我放下笔说:“文姐说朱贤之写字有一个习惯,常把之最后一捺写的冒出头,让之字看起来就象文字。我在她家曾见过朱贤之的字,的确如此。前些日子,我进宫查看了当年考生的试卷,见到落款为朱贤之的考卷,其笔迹并不十分象我在他家见到的,反而是朱贤文的那份考卷更象他的。所以我就有个大胆的设想,既是堂兄弟,朱贤文必定知道他这一习惯,所以故意把自己的那份试卷落款为朱贤之,这样文才不如堂兄的他反而中榜。而朱贤之的死说不定与他有直接关系,这个就不是我能查的了。”
“接下来你打算怎办?”洛径成问。
我提起笔说;“我把这个写完就进宫交给皇上,剩下的我不管了。”
“恩,你已树大招风了。”
绑架 1
进了宫,听说桑廷瑜还在议朝,我便把文案交给了许淮。路过依香殿正碰见太医往春和宫去,没作多想,我便跟了太医一同去。
春和宫却不如名字那么春意昂然。太后常年礼佛,侍侯的宫人也不多,在这寒风猎猎的冬季春和宫更显冷清。
待太医问诊后,我才上前问安。
“臣女参见太后。”我恭敬地施礼,“太后身子还好吧。”
“那些虚礼就免了吧。”榻上的她又消瘦了些,手在一副光亮的佛珠上摩挲着,“你怎么来了。”
“臣女听说太后身子不爽利,便随太医一同来了。”答了等于没答。
太后看我一眼,淡淡说道:“你也是个有本事的人。”
我一愣,她那话暗示什么?忙低头答道:“臣女愚钝。”抬头时见对面墙上一幅寒梅图有几分熟悉,便多看了两眼。
“哀家这里没事,你下去吧。”她一如既往的平淡。
“是。”
就在我将要跨出门时,太后轻轻飘出一句让我百思不解的话,“为什么偏偏要做洛家的女子。”

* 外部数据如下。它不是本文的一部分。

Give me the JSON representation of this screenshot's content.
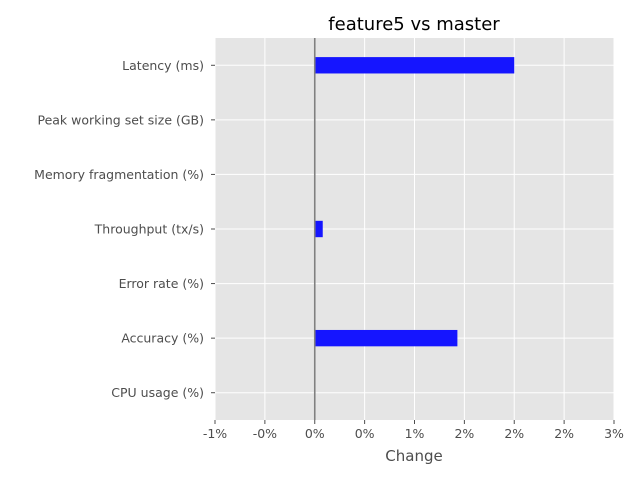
{
  "chart_data": {
    "type": "bar",
    "orientation": "horizontal",
    "title": "feature5 vs master",
    "xlabel": "Change",
    "ylabel": "",
    "categories": [
      "Latency (ms)",
      "Peak working set size (GB)",
      "Memory fragmentation (%)",
      "Throughput (tx/s)",
      "Error rate (%)",
      "Accuracy (%)",
      "CPU usage (%)"
    ],
    "values": [
      2.0,
      0.0,
      0.0,
      0.08,
      0.0,
      1.43,
      0.0
    ],
    "xlim": [
      -1.0,
      3.0
    ],
    "xticks": [
      -1.0,
      -0.5,
      0.0,
      0.5,
      1.0,
      1.5,
      2.0,
      2.5,
      3.0
    ],
    "xtick_labels": [
      "-1%",
      "-0%",
      "0%",
      "0%",
      "1%",
      "2%",
      "2%",
      "2%",
      "3%"
    ],
    "grid": true,
    "colors": {
      "bar": "#1515ff",
      "plot_background": "#e5e5e5",
      "grid": "#ffffff",
      "zero_line": "#808080",
      "tick": "#4d4d4d"
    }
  }
}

刚一出宫,空中纷纷扬扬竟飘起了雪花,我赶紧上了马车,可没跑多远马车就停下了。
“怎么回事?”我掀开轿帘问。
赶车的洛新回道:“小姐,前面有人挡道。”
往前看,雪地上站立着一个身穿黑色斗篷的人,越来越大的雪花遮挡了视线,我看不清他的模样。